Morphological and functional examination of neuropeptides in the circadian system of Rhyparobia maderae with focus on myoinhibitory peptides

FG Tierphysiolgie

Figure 1: In running wheel assays MIP-specific changes in locomotor activity patterns were evaluated. Double plot actogramm demonstrates that the injection of MIP 1 (arrowhead) phase delayed the onset of activity (dots), while the period length (red line) of the freerunning animal did not change.

Project members: Thordis Arnold, Philipp Renk, Huleg Zolmon, Prof. Dr. Monika Stengl

The cockroach Rhyparobia maderae is an established model organism for circadian research. Transplantation experiments located the circadian clock that controls rest-activity cycles to the accessory medulla (AME) with innervating pigment-dispersing factor (PDF) expressing neurons. The AME is a small optic lobe neuropil innervated by about 240 neurons belonging to 8 soma groups that are enriched in neuropeptides. Among all AME clock neurons the 12 anterior PDF expressing cells are studied best.

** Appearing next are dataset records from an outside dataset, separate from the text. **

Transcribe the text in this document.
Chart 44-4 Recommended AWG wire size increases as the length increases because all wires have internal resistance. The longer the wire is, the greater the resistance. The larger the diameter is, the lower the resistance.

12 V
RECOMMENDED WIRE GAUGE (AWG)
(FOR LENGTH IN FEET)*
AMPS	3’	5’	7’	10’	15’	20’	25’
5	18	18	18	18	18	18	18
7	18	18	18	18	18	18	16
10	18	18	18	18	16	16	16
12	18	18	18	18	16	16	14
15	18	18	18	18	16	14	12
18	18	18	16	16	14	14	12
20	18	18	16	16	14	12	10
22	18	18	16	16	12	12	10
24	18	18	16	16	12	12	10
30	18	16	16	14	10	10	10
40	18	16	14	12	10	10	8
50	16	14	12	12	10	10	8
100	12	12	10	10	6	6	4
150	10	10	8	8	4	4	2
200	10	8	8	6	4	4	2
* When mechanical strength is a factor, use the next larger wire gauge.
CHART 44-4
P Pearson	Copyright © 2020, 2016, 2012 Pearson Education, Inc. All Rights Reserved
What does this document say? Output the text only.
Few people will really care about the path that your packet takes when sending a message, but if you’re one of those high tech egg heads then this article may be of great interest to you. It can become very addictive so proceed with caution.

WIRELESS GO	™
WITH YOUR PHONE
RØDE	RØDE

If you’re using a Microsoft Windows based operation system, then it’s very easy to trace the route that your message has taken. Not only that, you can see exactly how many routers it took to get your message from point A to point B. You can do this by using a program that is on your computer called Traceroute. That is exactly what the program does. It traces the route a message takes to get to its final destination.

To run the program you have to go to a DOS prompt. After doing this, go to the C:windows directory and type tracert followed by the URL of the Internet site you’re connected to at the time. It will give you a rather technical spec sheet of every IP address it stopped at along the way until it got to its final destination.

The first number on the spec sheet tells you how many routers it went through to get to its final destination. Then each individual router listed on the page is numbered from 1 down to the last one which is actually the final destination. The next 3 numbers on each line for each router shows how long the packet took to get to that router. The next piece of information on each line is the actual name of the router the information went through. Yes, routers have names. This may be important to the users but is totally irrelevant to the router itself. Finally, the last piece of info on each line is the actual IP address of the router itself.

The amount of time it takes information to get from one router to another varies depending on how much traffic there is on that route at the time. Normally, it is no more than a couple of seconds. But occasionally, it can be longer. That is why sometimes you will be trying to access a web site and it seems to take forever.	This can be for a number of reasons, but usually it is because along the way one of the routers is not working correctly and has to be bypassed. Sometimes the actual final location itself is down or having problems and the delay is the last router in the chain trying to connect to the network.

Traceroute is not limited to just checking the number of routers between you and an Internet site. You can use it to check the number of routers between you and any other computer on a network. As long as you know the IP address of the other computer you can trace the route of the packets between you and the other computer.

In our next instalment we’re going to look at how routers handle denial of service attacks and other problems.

Two of them co-express myoinhibitory peptides (MIPs).

We want to understand the function of MIP in the circadian system of the cockroach. In running wheel experiments injections of MIP 1 phase delayed and MIP 2 phase-advanced locomotor activity rhythms depending on the time of the day. Thus, MIPs are involved in input pathways to the circadian clock. But, MIP expressing neurons arborize also in different target areas of circadian pacemaker neurons and in most midbrain neuropils involved in higher order sensory processing. Thus, MIPs have many different functions, most likely also as clock output pathways to neurosecretory control areas and premotor areas. However, details about functional pathways or signal transduction are still missing. With multi-label- immunocytochemistry combined with backfills we examine the morphology of individual MIP-expressing neurons in the circadian network. Furthermore, we examine agonistic or antagonistic interactions of MIP with other neuropeptides of the circadian clock such as with PDF in different physiological and behavioral assays. With RNA interference we perform knockdowns of the MIP- and/or PDF-precursor, as well as MIP and/or PDF receptor and analyze effects on locomotor activity patterns in running wheel assays (Figure 1). We cloned a candidate for a MIP receptor and examine it via heterologous expression and BRET or calcium-imaging assays to examine its MIP-sensitivity and respective signaling cascades.

Based upon findings in Drosophila (Hussain et al., 2016, PLoS Biology) we hypothesize that MIPs play a role in a behavioral switch between mating and feeding activity. We are currently testing this hypothesis in newly developed behavioral assays.